Two weeks in a row of 4-for-5 FJ. Maybe one of these weeks I'll score the elusive perfecto.
John Boy wrote: I 50-50'd between Arabic and Spanish as the sixth UN language, decided incorrectly that it was Arabic, which left me with Russian as the alphabetically last language..
What are your 6? Because Arabic is one of them.Spoiler
English, French, Russian, Chinese, Spanish and Arabic
John Boy wrote: I 50-50'd between Arabic and Spanish as the sixth UN language, decided incorrectly that it was Arabic, which left me with Russian as the alphabetically last language..

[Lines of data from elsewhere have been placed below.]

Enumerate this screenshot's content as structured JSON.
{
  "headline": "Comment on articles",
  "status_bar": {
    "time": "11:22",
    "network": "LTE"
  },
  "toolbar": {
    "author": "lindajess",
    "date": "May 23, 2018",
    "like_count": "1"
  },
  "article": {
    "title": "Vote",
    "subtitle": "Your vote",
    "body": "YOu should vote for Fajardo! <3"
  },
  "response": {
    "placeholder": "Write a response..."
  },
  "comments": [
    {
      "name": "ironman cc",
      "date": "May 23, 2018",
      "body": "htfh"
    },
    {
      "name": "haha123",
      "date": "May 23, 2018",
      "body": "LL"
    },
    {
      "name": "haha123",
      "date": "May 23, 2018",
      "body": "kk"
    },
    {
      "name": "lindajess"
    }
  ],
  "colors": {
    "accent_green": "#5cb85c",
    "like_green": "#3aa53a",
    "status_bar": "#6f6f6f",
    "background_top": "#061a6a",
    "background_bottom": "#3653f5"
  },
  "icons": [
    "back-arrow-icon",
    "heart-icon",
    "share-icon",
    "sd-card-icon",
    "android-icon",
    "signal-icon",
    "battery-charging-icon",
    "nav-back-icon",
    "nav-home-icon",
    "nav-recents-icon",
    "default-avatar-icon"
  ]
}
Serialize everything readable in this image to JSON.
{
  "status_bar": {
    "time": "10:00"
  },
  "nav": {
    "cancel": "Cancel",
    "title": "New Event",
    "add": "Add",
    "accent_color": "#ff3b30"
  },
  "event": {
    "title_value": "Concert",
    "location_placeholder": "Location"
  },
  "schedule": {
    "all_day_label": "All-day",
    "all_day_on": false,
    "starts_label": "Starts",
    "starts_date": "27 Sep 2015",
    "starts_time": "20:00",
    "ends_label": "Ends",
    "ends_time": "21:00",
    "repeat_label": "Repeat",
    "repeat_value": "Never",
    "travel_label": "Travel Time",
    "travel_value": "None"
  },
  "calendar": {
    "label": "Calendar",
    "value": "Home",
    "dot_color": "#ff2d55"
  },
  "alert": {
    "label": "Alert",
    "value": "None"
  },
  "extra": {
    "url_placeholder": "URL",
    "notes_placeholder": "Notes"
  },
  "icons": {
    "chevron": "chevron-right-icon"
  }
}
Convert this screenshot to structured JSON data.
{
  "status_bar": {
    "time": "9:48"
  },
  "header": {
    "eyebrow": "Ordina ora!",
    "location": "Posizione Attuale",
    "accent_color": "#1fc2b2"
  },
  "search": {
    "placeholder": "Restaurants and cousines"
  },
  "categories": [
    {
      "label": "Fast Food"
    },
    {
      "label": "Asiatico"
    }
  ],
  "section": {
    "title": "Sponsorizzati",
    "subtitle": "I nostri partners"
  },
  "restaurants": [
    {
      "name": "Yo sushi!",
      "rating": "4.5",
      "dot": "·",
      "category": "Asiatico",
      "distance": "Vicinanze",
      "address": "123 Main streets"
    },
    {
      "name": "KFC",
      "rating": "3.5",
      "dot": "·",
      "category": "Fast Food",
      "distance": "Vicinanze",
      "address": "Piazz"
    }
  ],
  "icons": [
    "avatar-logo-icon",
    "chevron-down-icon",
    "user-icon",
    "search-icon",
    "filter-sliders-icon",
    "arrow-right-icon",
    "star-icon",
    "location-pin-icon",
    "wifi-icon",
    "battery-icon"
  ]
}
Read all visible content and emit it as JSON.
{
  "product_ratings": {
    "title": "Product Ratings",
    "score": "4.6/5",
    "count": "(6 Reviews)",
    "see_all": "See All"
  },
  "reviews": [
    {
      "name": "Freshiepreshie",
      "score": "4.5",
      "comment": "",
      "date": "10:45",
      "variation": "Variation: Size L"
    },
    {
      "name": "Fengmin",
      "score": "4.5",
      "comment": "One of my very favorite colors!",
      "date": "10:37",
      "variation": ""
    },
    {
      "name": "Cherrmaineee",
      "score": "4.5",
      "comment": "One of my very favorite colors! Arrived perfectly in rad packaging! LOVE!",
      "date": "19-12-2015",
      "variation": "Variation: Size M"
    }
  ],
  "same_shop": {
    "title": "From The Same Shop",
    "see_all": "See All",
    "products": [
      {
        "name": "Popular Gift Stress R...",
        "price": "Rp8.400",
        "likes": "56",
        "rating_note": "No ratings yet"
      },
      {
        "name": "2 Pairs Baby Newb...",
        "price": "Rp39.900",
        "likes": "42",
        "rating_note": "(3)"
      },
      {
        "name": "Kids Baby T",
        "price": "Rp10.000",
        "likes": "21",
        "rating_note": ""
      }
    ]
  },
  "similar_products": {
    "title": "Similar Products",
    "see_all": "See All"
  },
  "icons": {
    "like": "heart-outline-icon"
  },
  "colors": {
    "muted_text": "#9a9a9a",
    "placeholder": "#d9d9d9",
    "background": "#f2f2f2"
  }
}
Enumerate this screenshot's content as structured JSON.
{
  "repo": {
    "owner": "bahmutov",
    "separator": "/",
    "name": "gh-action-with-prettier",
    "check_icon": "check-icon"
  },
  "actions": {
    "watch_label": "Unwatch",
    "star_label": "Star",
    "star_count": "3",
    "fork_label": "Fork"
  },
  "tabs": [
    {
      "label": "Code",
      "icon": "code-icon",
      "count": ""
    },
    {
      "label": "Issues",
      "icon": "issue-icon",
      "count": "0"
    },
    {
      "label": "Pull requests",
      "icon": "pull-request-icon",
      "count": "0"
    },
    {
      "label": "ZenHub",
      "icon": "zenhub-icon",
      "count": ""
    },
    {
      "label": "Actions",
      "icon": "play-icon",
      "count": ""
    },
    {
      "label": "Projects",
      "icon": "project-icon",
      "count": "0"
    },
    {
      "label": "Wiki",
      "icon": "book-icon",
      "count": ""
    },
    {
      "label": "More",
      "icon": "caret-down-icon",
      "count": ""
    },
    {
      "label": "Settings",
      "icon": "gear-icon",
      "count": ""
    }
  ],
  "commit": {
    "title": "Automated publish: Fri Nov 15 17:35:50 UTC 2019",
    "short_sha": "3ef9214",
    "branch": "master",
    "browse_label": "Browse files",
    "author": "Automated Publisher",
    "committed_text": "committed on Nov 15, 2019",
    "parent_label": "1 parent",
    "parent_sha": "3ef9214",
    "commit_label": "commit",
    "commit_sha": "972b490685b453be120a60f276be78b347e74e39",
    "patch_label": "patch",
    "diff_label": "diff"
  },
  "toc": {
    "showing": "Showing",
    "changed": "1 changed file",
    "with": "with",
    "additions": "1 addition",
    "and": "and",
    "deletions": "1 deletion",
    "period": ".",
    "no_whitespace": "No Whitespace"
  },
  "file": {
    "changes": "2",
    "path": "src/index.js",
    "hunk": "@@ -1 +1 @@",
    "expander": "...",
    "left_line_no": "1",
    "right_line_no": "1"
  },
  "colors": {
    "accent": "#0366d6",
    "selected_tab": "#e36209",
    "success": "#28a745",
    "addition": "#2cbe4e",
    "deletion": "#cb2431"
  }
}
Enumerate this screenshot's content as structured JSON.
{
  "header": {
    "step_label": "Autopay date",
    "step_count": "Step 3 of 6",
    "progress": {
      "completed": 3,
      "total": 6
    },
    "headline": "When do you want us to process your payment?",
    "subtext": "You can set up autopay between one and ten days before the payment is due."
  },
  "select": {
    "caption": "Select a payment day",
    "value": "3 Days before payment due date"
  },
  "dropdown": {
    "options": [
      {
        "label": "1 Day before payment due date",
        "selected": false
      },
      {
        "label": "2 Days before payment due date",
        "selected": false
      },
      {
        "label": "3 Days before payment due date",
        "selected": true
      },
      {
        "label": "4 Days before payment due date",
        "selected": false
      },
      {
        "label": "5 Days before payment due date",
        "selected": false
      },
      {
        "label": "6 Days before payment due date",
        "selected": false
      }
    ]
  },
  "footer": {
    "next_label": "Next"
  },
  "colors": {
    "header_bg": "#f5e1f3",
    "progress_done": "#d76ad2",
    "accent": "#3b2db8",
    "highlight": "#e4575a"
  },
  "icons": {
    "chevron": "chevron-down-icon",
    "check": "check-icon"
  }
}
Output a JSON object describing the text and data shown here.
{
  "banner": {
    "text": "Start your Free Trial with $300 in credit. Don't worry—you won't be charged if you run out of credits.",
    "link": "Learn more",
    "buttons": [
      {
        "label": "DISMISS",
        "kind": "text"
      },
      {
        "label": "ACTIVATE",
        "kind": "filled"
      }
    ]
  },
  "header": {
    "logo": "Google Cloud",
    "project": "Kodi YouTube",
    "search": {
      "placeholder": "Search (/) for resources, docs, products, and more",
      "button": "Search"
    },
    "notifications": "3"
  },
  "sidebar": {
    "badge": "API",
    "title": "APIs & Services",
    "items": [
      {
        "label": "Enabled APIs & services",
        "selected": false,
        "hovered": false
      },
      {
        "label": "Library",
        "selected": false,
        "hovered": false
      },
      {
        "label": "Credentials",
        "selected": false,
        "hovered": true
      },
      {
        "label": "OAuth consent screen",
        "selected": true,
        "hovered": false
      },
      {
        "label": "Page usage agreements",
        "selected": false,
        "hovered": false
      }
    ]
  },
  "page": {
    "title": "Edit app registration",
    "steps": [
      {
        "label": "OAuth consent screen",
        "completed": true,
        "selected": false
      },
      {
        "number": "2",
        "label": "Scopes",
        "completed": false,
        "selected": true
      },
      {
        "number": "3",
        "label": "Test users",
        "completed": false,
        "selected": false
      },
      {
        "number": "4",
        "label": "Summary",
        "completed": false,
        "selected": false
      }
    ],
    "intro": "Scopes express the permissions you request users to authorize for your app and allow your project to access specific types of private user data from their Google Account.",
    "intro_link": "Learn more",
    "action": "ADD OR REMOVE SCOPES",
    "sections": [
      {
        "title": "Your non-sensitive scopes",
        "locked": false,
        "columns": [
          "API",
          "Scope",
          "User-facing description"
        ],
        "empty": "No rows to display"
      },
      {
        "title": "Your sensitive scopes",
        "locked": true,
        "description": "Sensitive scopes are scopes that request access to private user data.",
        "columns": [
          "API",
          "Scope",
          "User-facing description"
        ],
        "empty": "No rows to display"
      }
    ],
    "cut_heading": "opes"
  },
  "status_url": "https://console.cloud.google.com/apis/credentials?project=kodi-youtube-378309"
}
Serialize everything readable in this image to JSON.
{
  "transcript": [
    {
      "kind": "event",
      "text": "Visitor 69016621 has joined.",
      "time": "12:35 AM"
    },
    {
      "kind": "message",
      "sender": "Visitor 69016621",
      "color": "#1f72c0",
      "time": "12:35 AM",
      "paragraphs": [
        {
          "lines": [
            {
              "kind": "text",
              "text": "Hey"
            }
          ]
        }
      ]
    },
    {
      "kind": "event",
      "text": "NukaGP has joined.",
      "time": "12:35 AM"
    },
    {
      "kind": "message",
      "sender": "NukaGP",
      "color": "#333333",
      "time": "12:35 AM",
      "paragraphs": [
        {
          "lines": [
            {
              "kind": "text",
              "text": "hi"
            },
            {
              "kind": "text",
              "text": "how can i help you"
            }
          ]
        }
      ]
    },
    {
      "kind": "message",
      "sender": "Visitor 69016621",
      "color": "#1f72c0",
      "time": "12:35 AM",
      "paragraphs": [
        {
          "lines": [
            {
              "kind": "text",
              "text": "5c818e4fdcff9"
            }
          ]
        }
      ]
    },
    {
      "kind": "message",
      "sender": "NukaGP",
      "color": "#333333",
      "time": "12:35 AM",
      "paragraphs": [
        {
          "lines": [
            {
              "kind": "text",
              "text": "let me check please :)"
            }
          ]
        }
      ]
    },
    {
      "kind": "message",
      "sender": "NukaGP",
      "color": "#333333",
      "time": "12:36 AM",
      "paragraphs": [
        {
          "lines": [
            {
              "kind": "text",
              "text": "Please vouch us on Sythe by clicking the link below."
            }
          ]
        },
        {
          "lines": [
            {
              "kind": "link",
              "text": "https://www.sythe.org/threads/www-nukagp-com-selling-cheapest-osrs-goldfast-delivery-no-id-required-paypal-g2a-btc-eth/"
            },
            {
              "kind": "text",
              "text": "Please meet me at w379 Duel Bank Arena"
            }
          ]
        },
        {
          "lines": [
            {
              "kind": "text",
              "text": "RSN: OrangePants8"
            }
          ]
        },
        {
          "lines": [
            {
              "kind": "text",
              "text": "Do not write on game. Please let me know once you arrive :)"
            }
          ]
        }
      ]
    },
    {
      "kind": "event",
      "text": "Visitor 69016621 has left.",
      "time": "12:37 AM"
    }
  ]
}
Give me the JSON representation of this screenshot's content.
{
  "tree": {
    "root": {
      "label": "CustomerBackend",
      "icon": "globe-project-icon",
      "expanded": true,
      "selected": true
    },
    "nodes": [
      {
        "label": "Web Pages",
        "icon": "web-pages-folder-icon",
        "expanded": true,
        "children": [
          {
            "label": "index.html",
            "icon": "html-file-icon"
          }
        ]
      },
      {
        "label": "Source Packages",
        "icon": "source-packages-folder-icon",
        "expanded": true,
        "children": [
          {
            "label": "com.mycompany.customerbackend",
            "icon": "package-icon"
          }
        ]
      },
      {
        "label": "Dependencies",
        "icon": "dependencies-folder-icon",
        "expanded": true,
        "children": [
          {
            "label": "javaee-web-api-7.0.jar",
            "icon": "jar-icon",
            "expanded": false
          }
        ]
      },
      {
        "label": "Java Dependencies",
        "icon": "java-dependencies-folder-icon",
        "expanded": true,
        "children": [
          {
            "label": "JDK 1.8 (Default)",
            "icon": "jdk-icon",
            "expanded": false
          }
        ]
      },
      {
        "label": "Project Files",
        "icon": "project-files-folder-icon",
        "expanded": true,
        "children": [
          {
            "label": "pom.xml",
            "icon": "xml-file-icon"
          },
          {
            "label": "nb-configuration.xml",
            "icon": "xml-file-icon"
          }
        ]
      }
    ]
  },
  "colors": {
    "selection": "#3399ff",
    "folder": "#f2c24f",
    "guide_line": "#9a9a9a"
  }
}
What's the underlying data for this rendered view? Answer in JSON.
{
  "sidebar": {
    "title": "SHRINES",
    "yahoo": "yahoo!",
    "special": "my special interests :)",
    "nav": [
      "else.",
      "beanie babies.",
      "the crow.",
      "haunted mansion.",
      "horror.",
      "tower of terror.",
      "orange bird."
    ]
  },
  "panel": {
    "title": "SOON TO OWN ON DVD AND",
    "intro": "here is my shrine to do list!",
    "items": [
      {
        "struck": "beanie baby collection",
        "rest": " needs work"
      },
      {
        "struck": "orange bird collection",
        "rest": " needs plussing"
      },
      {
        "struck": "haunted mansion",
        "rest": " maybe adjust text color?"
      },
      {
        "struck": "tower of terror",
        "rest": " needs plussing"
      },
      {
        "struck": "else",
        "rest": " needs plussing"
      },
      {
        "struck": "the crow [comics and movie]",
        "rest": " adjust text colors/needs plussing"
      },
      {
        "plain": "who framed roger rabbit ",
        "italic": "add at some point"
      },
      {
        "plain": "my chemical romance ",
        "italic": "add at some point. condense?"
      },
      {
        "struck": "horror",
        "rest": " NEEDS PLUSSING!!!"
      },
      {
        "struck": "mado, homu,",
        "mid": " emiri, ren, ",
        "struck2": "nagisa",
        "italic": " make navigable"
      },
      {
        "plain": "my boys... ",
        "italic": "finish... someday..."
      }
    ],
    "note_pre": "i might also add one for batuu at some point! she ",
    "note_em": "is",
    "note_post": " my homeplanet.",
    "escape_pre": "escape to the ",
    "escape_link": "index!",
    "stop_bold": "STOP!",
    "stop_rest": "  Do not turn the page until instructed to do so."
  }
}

What are your 6? Because Arabic is one of them.Spoiler
English, French, Russian, Chinese, Spanish and Arabic
Unfortunately I convinced myself that the six were Arabic, Chinese, English, French, German, and Russian.
John Boy wrote:Unfortunately I convinced myself that the six were Arabic, Chinese, English, French, German, and Russian.
ah- I can certainly see how German might be considered as one.
I would disagree there, both remembering that Germany was excluded from the UN originally (being a league of nations that won the war, essentially, the Germanies didn't join until 1973), and that German isn't a very widely spoken language, and an official language in less than half a dozen UN states.
"Jeopardy! is two parts luck and one part luck" - Me
"The way to win on Jeopardy is to be a rabidly curious, information-omnivorous person your entire life." - Ken Jennings
For the season:
FJ: 123-92
First third:46-29
Second third: 40-35
Extras: 64-65
TOC: 5-5
College: 4-6
Teachers: 5-5
Teen: 6-4
Power Players: 4-1
Longest FJ winning streak: 8 (active 3)
Longest FJ losing streak: 5
5/5:2
4/5:7
3/5:20
2/5:12
1/5:1
0/5: 1
I went with nucleus, DNA came to me at the 31st second. I went the wrong way on Tuesday with Sam Walton. I could easily do the math to Lincoln, nothing else possible after Spanish and Poet Laureate seemed more likely than Archbishop. I had Bolshoi for the ballet and while I'm not a big fan of theirs,' we have Hardee's here.